Lawrie, you’re Scottish-born but an Australian citizen. Who do you support when the two countries play?
If it was in any other code, I would support Scotland. In the Rugby League World Cup (in October, in Australia) Scotland will be playing Fiji on the coast here, so I’ll be following Scotland then. But in football I follow the Socceroos – Scotland are rubbish anyway.
You’ve been in Australia for more than 20 years. Do you use words like “bottle-o” and “pash”?
Not at all. Don’t use “fair dinkum” and don’t use any slang words. I never have. And I don’t call people “mate”, I call them “pal”. I’ve never actually picked up any Aussie sayings. I will do it to take the piss though.
Looking back on your playing career, what do you remember of your time at Kilmarnock, in Scotland?

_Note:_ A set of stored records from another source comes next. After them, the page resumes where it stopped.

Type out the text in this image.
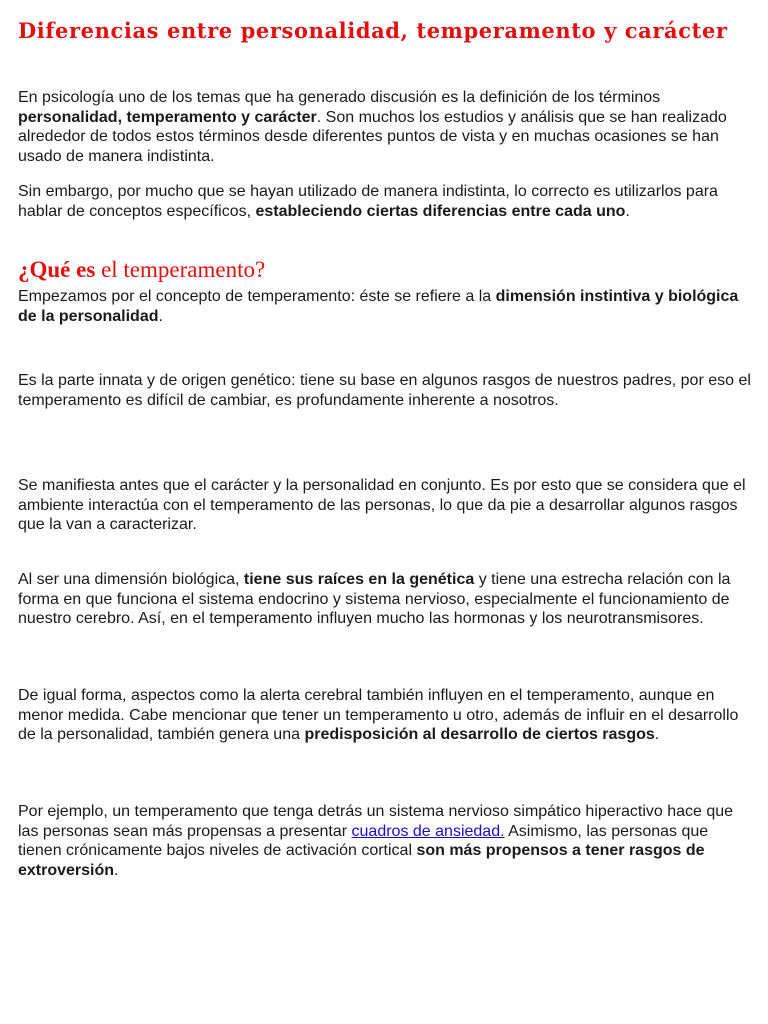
Diferencias entre personalidad, temperamento y carácter

En psicología uno de los temas que ha generado discusión es la definición de los términos personalidad, temperamento y carácter. Son muchos los estudios y análisis que se han realizado alrededor de todos estos términos desde diferentes puntos de vista y en muchas ocasiones se han usado de manera indistinta.

Sin embargo, por mucho que se hayan utilizado de manera indistinta, lo correcto es utilizarlos para hablar de conceptos específicos, estableciendo ciertas diferencias entre cada uno.

¿Qué es el temperamento?

Empezamos por el concepto de temperamento: éste se refiere a la dimensión instintiva y biológica de la personalidad.

Es la parte innata y de origen genético: tiene su base en algunos rasgos de nuestros padres, por eso el temperamento es difícil de cambiar, es profundamente inherente a nosotros.

Se manifiesta antes que el carácter y la personalidad en conjunto. Es por esto que se considera que el ambiente interactúa con el temperamento de las personas, lo que da pie a desarrollar algunos rasgos que la van a caracterizar.

Al ser una dimensión biológica, tiene sus raíces en la genética y tiene una estrecha relación con la forma en que funciona el sistema endocrino y sistema nervioso, especialmente el funcionamiento de nuestro cerebro. Así, en el temperamento influyen mucho las hormonas y los neurotransmisores.

De igual forma, aspectos como la alerta cerebral también influyen en el temperamento, aunque en menor medida. Cabe mencionar que tener un temperamento u otro, además de influir en el desarrollo de la personalidad, también genera una predisposición al desarrollo de ciertos rasgos.

Por ejemplo, un temperamento que tenga detrás un sistema nervioso simpático hiperactivo hace que las personas sean más propensas a presentar cuadros de ansiedad. Asimismo, las personas que tienen crónicamente bajos niveles de activación cortical son más propensos a tener rasgos de extroversión.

I signed for them when I was 20 or 21. I was married with a son and another on the way. It was like a dream come true to sign a semi-professional contract… I have nothing but fond memories. When I go back, I get a really good reception. I wasn’t a great player, but I playedwith a lot of heart and people appreciated it. The A-League gets exposure there and people follow what happens here.
Are you more famous now than when you played there?

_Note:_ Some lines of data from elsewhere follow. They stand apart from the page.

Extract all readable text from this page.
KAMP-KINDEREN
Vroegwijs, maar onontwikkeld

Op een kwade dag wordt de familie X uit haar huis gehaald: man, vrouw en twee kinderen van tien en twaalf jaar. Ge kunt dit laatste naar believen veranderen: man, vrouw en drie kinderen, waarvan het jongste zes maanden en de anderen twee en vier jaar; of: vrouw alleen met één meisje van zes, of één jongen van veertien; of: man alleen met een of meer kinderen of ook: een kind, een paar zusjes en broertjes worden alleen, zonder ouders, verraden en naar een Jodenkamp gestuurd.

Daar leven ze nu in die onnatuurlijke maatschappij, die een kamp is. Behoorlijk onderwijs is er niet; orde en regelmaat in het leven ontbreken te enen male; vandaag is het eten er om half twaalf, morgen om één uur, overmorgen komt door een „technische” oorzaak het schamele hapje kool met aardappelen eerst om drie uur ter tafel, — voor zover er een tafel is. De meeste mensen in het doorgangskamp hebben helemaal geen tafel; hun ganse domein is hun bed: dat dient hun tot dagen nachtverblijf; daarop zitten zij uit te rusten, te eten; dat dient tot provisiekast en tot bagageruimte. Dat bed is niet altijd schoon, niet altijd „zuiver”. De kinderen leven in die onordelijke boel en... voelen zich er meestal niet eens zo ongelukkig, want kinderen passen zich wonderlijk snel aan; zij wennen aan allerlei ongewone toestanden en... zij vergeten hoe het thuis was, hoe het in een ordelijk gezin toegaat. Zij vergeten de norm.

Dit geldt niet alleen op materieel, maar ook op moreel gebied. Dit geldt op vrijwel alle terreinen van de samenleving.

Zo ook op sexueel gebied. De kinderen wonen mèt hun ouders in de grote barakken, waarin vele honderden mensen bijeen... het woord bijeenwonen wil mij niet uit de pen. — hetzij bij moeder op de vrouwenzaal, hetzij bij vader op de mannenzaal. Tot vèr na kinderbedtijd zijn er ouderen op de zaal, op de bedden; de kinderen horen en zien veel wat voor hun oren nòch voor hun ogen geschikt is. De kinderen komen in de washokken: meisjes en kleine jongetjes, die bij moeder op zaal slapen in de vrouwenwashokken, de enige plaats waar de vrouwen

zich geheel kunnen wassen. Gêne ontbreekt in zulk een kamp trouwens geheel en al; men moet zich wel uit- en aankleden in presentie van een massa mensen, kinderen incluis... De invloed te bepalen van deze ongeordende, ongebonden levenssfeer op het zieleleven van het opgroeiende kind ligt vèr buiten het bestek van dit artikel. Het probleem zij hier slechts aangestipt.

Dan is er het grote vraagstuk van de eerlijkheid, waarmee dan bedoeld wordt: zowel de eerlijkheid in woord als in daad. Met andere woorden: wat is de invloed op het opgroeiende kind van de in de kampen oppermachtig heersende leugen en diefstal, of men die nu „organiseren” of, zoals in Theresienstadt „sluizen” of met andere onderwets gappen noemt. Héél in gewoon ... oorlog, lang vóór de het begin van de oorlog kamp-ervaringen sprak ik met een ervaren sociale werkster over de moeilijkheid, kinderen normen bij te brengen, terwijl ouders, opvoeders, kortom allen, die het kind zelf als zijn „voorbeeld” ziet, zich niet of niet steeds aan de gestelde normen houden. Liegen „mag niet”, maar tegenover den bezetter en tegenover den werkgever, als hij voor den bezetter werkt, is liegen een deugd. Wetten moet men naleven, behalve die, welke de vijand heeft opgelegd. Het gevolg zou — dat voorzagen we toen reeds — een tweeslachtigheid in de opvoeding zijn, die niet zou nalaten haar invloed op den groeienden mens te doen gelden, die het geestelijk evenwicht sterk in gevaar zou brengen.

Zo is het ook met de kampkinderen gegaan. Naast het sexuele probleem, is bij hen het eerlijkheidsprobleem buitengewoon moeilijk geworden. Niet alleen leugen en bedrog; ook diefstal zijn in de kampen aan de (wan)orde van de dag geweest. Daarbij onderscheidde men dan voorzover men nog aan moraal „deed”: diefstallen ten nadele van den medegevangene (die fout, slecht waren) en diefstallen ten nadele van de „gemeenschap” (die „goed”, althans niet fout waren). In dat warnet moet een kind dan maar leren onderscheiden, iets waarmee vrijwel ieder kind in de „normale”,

Definitely. I get more write-ups in the Scottish papers now than I ever got as a player.
You’ve got Rangers legend Ian Ferguson working with you at Mariners. How does that partnership work so well?
He was a very aggressive player and we’re probably a good guy-bad guy combination. He’s the ultimate winner and I’m the calm, collected one. So it works very well together.

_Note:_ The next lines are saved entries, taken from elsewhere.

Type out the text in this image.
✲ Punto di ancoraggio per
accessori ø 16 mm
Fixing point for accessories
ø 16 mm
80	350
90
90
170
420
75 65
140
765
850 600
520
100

You’ve been Coach of the Year twice and reached the Grand Final twice. Are those your highest achievements?
We’ve won a Minor Premiership too. Being Scottish, winning the league is what counts. It sounds funny, but the second year coaching Northern Spirit… the players weren’t getting paid, people were getting kicked out of their houses, cars were being repossessed… To keep that team together and just miss out on the finals, by a point, was probably the most satisfying achievement.
Our readers will be used to the Scottish and English Premier Leagues. How does the A-League compare?
I think the top few A-League clubs could hold their own in the Scottish Premier and we reckon we could hold our own in the Championship. But what British people have to realise is, it’s totally different playing here. Players such as Brian Deane have really struggled with the heat and the travelling. It takes 10 hours to go to Perth, from the time we leave Gosford. Some games, it’s 32, 33 degrees.
How well will the Mariners do this year?
We think the depth of the squad is better. We think we can get to the Grand Final again. We’re a workman-like team. We work hard for each other and don’t have the big superstars. We’re very confident that we will be very competitive.
Your rivalry with Newcastle is only three years old. How does it compare to other derbies?
We take a great support up there, but the Newcastle fans never came down. Last season I baited them: “We’ve got a derby on the field, but not off it,” I said, “the Newcastle fans come down in a minibus.” The next game there were thousands of them. Since then, the atmosphere’s great. It’s definitely a derby now.
Would you ever go back to the UK?
I’m settled in Australia for good, as an Aussie. But I would look into an opportunity to go back and coach. You always wonder about the next stage; how would you do?
Thanks for your time Lawrie – and good luck for the season.